Он поднял глаза на Сэлли — свежий ночной ветерок шевелил ее волосы. Лунный свет заливал лицо. Радуясь изумительному виду, она приоткрыла губы. Одну руку положила на бедро, стройная, уверенно держится в седле. Господи, да она, оказывается, красива.

Том сердито отогнал эту мысль. Он вел такую жизнь, какую хотел. Не удалось стать палеонтологом — воспротивился отец, — жаль. Но работать ветеринаром в Юте — тоже неплохо. Он не собирался ничего портить. Слава Богу, довольно испытал в прошлом.

— Да, — ответил он после долгой паузы, — я собираюсь отказаться от наследства.

— Почему?

— Не знаю. Не могу объяснить.

— Попытайтесь.

— Для этого надо понимать моего отца. Всю жизнь он старался контролировать все, что делали я и мои два брата. Руководил нами. Строил за нас планы. Но что бы мы ни делали, оставался недоволен. Мы были для него недостаточно хороши. А теперь еще вот это! Я больше не собираюсь играть в его игры. С меня хватит.
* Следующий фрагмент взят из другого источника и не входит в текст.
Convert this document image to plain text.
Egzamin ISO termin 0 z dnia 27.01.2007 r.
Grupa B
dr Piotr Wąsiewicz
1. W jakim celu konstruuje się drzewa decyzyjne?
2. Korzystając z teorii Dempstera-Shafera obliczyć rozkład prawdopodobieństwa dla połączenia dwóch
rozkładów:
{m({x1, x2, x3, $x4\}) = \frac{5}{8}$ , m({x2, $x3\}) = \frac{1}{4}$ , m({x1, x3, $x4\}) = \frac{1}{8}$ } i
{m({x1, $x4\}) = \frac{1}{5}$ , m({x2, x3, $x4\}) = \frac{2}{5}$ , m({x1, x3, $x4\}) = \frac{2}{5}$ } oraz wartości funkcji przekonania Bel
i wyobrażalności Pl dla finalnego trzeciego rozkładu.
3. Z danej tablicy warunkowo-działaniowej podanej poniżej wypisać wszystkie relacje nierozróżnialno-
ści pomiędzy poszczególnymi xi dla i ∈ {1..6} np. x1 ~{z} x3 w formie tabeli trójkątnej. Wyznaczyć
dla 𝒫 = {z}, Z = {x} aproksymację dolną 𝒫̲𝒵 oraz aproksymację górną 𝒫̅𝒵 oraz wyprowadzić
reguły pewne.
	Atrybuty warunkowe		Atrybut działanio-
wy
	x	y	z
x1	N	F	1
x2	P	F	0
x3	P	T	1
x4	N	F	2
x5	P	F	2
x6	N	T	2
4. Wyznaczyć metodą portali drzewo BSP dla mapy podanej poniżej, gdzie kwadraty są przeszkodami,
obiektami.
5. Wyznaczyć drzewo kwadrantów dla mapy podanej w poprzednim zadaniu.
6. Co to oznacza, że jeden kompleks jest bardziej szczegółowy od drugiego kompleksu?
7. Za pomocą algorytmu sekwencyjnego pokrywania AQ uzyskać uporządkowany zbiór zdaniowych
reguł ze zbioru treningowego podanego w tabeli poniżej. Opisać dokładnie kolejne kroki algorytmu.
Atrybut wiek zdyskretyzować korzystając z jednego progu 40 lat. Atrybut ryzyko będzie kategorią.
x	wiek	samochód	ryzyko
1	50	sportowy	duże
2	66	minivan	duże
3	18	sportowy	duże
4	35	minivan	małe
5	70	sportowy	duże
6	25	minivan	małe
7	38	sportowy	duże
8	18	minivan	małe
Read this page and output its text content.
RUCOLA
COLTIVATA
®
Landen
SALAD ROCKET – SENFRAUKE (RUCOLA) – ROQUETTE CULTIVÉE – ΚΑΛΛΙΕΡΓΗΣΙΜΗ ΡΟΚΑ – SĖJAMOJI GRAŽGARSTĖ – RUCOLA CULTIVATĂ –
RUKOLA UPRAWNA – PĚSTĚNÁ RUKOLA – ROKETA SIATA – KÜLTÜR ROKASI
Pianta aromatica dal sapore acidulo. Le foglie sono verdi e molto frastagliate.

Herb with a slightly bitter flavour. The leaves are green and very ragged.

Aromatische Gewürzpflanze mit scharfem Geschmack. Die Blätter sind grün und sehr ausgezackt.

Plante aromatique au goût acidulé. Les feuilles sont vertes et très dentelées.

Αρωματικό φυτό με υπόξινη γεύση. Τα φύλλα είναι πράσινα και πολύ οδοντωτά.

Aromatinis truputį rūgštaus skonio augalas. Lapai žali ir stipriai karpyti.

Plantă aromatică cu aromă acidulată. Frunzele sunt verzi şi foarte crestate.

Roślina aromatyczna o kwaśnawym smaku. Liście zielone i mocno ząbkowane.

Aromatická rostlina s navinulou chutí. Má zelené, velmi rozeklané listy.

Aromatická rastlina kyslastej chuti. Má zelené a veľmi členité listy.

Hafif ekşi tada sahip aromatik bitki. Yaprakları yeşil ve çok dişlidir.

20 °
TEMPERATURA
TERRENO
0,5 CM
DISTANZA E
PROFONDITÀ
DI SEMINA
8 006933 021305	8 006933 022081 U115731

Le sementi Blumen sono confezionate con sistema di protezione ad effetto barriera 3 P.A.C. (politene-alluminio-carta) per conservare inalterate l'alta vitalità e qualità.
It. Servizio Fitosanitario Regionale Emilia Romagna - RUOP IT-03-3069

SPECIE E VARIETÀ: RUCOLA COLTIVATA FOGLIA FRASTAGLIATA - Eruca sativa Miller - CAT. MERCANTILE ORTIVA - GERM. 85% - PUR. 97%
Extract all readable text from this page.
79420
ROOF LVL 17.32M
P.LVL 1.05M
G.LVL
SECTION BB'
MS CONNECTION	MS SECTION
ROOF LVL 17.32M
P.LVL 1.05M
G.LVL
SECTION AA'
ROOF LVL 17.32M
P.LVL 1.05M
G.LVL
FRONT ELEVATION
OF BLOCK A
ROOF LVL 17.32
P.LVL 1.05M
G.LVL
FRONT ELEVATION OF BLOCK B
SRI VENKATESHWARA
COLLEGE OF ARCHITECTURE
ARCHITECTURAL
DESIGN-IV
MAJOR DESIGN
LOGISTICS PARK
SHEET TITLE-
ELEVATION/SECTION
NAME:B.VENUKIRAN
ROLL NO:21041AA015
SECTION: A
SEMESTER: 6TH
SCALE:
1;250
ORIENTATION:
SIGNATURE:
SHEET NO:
Том замолчал и удивился себе: почему он так много сказал этой девушке?

— Продолжайте, — попросила она.

— Отец требовал, чтобы я стал врачом. А я хотел учиться на палеонтолога и охотиться за окаменелостями динозавров. Он считал это смешным, называл инфантилизмом. Мы сошлись на ветеринарном институте. Он, естественно, ожидал, что я окажусь в Кентукки и стану лечить скаковых лошадей стоимостью в миллион долларов. Или займусь исследовательской работой в области ветеринарии, сделаю великое открытие и настолько прославлю фамилию Бродбентов, что она войдет в учебники. А я вместо этого поехал в резервацию на-вахо. Здесь я делаю то, что хотел и люблю делать. В этом месте и лошади, и люди нуждаются во мне. А пейзажи в южной Юте — самые красивые в мире. И здесь самые большие россыпи окаменелостей юрского и мелового периодов. Однако отец считал, что работа в резервации — свидетельство моего провала и разочарования. Она не прибыльна, не престижна и не привлекательна. Выходит, что я его обманул: взял деньги на обучение в ветеринарном институте, а затем улизнул в какую-то дыру…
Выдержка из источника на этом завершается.